Chancellor’s £4.1 bn takeaway will boost consumption and protect 2 million jobs
VAT in restaurants, hotels and cinemas will be cut to 5 per cent from 20 per cent in an effort to protect more than two million jobs.
Rishi Sunak announced the cut to give the hospitality and leisure sector confidence that if they reopen, the “demand will be there”.
From next Wednesday until Jan 12, Value Added Tax for food, accommodation and attractions will be charged at 5 per cent, a measure that will cost the Treasury £4.1 billion, according to estimates.
It goes further than Labour’s emergency VAT cut in the wake of the financial crisis, when it was reduced to 15 per cent from 17.5.
The Chancellor said in his summer statement: “This is a £4billion catalyst for the hospitality and tourism sectors, benefiting over 150,000 businesses, and consumers everywhere – all helping to protect 2.4 million jobs.”
The cut applies to sales of food and non-alcoholic drinks from restaurants, pubs, bars, cafés and similar premises.
Mr Sunak told MPS the public had been “cautious about going out” and acknowledged how hard businesses had worked to safely reopen after lockdown restrictions were eased.
He said: “We need to give these businesses the confidence to know that if they open up, invest in making their premises safe and protect jobs, demand will be there, and be there quickly.”
The Chancellor said that the tax cut would apply to eat-in or hot takeaway food from restaurants, cafés and pubs, accommodation in hotels, B&BS, campsites and caravan sites, as well as cinemas, theme parks and zoos.
Further guidance on the VAT relief would be published by HM Revenue and Customs in the coming days.
VAT was introduced in the UK in 1973 at a rate of 10 per cent on most goods. It has since grown in both scale and complexity.
The emergency cut introduced by Alistair Darling, Labour’s chancellor, in the wake of the financial crisis, reduced the rate by 2.5 per cent between Dec 1, 2008, and Dec 1, 2009. Three years later, George Osborne, the chancellor under David Cameron’s coalition government, hiked it five points to 20 per cent as part of the country’s austerity measures.

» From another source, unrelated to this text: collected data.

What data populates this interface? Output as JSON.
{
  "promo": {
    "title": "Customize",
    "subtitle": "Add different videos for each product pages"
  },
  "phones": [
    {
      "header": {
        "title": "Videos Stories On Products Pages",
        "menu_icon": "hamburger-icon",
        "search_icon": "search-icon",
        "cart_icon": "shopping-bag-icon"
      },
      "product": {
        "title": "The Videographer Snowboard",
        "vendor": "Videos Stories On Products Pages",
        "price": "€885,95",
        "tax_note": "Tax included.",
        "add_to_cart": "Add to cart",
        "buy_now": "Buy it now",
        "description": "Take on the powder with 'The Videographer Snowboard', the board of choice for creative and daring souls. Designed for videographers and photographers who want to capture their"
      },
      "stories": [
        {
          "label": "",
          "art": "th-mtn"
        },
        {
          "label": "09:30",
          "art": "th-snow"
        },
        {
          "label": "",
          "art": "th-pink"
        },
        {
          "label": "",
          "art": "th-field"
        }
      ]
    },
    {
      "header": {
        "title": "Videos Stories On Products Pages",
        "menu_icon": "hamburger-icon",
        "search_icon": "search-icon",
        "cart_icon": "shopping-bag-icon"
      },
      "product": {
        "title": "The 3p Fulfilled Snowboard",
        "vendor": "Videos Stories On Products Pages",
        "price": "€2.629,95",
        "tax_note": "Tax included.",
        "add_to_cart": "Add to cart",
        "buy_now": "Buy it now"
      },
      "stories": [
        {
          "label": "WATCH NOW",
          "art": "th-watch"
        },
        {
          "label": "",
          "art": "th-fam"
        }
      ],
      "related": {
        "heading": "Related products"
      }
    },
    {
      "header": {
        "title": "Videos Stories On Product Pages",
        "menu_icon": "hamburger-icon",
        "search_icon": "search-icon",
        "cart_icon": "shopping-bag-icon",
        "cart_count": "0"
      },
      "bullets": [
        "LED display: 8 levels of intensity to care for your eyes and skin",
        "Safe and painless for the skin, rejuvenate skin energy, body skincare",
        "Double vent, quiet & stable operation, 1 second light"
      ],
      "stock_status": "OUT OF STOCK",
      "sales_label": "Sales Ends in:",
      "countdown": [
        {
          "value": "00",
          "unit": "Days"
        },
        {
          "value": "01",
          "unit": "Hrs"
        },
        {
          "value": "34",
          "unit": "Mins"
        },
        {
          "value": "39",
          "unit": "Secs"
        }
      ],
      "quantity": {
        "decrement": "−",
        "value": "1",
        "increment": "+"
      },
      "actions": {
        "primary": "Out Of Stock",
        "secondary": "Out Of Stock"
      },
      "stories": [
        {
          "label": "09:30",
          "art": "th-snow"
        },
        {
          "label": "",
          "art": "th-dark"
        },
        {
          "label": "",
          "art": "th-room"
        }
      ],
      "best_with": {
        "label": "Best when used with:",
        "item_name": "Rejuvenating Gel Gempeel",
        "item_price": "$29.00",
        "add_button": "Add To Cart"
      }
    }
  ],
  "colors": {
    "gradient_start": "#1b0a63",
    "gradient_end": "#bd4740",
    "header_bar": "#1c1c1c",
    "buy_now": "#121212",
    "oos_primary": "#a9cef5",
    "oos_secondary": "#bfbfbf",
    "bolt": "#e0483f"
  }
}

The Resolution Foundation, the independent economic think tank, said Mr Sunak’s cut was a “substantial intervention” that would “have a dual effect of boosting consumption in those sectors when it reduces prices, and giving cash to struggling businesses when it does not.”
Yesterday, Helen Miller, the deputy director of the Institute for Fiscal Studies, said: “The tourism and hospitality sectors have been particularly badly affected by the crisis. Cutting VAT and discounting restaurant meals will increase output in these sectors if businesses have the capacity to serve more customers despite social distancing requirements.”
The tax cut was welcomed by the hospitality industry.
Kate Nicholls, the chief executive of UK Hospitality, the industry body, said: “This significant VAT cut, heightened ability to retain staff and incentives for consumers to eat out together, amount to a huge bonus. We hope that the UK public rightly sees it as sign that we are ready to welcome them back safely. The future of many businesses and jobs depends on it.”
She added: “It is reassuring that the Chancellor singled out hospitality and tourism as a vital part of the UKS economy and a pillar of social life around the UK.”
Dr Adam Marshall, the director general of the British Chambers of Commerce, said: “The VAT cut will help firms in the hospitality and tourism sectors working hard to restart after many months of lost revenue.”
Mr Sunak’s decision to reduce VAT comes on top of previous reliefs the Government has already introduced in response to Covid-19. More than 400,000 businesses have been able to defer VAT payment until next March.